The process of smoking helps to preserve meat, and, if smoked properly, and with the right kind of fuel, adds a desirable flavor to meat. The creosote formed by the combustion of the wood closes the pores to some extent, and excludes the air. This also helps to keep out the insects.

The size of smokehouse to build depends on the amount of meat that is to be smoked. In a house eight feet square and ten feet high, the hams, sides, and shoulders of three to five hogs can be smoked at one time. Ventilation should be provided to carry off the warm air in order to prevent overheating the meat. A chimney, made by placing a six inch tile in the roof, makes a good ventilator. The smoke house walls may be built of lumber, brick, or concrete.Lumber would be the cheapest, but least permanent, and concrete the most costly. Brick is no doubt the most satisfactory material for a small smoke house in southern China. Mud bricks may be used, but burnt clay bricks are more lasting. The roof should be made of tile. The best material for the floor is large square tiles, called in Chinesetaai ch’uen(大磚). Concrete or brick may also be used, but would be more expensive thentaai ch’uen.

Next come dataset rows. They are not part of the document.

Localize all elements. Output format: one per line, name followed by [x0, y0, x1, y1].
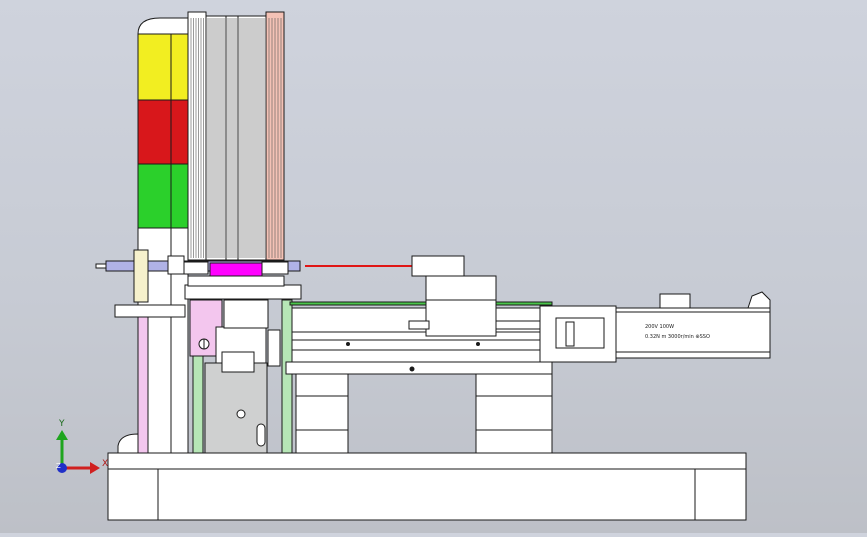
lavender-rod [105, 260, 135, 272]
sensor-head [411, 255, 465, 277]
axis-triad: Y X Z [56, 419, 108, 474]
signal-red-lamp [137, 99, 189, 165]
signal-tower [117, 17, 189, 454]
motor-label-line1: 200V 100W [645, 324, 674, 330]
axis-x-label: X [102, 459, 108, 469]
signal-green-lamp [137, 163, 189, 229]
axis-y-label: Y [58, 419, 65, 429]
green-rail [289, 301, 553, 306]
machine-drawing: 200V 100W 0.32N m 3000r/min ⊕SSO Y X Z [56, 11, 771, 521]
support-pedestals [295, 373, 553, 454]
axis-z-label: Z [56, 462, 61, 470]
cad-viewport[interactable]: 200V 100W 0.32N m 3000r/min ⊕SSO Y X Z [0, 0, 867, 533]
signal-yellow-lamp [137, 33, 189, 101]
motor-label-line2: 0.32N m 3000r/min ⊕SSO [645, 334, 710, 340]
linear-axis [285, 255, 553, 375]
base-plate [107, 452, 747, 521]
feeder-stack [187, 11, 285, 261]
servo-motor: 200V 100W 0.32N m 3000r/min ⊕SSO [539, 291, 771, 363]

A good arrangement is to have the fire box outside the smoke house, with a flue to carry the smoke into the smoke house. When this cannot well be arranged, a fire may be built on the floor of the house, and the meat shielded from heavy smoke by a sheet of tin, about four feet square, placed over the fire between the fire and the meat, about three feet above the floor.

Lychee, or any other hard wood, makes good fuel for smoking meat. Resinous woods, such as pines and cedars, should never be used as they give an objectionable flavor to the meat due to turpentine which they contain.

Meat that is to be smoked should be removed from the brine and thoroughly washed in tepid water in order to clean off the coat of pickle that has formed on the surface of the meat. It can then he hung up in the smokehouse, but should be allowed to drain for a day or two before the fire is started. The pieces of meat should be hung so that the air can pass freely between them.

For the first day or two, the fire should be slow, in order that the warming of the meat may be gradual. In clear, dry weather, smoking may continue from the day the smoking begins until it is completed, which should be in one to three weeks, the length of time depending on the size of the pieces of meat and on the weather. When sufficiently smoked, the meat will have a characteristic straw color. Meat should never be smoked on a damp day, because in a damp atmosphere moisture will condense on the meat, and moist meat will not smoke well. Light smoking for two weeks is better than heavy smoking for one week. With a longer period of smoking the smoke will enter the meat more thoroughly.

During cool weather smoked meats may be left in the smokehouse for some time after the smoking process is completed. The house should be kept dark in order to keep out flies, and it should be well ventilated so as to prevent dampness. A dry, cool cellar, with free circulation of fresh air, will be a satisfactory place for keeping smoked meats.

If the smoked meat is to be kept only a short time, it needs only to be hung up without covering. For longer keeping, it is well to wrap first in paper, and then in burlap, canvass or muslin, and bury the meat in a grain bin or box of sand. The object of this is to provide a condition which will be uniform in temperature and keep out insects.

A coat of ground pepper, rubbed into the meat before wrapping, will be distasteful to insects.

After smoked meat has become thoroughly dry, it may be wrapped in parchment paper and enclosed in a heavy muslin or canvass, which should be covered with yellow wash or ordinary lime white wash with glue added.

For one hundred pounds hams or bacon, take: three pounds barytes (barium sulphate), .06 pound glue, .80 pound chrome yellow (lead chromate), .40 pound flour, and twelve pounds water.

Put the flour in the water, dissolving all lumps thoroughly. Dissolve the chrome in a quart of water in a separate vessel, and add the solution and the glue to the flour and water. Bring the whole to a boil, and add the barytes slowly, stirring constantly. Make the wash the day before it is required. Stir it frequently when using, and apply with a brush.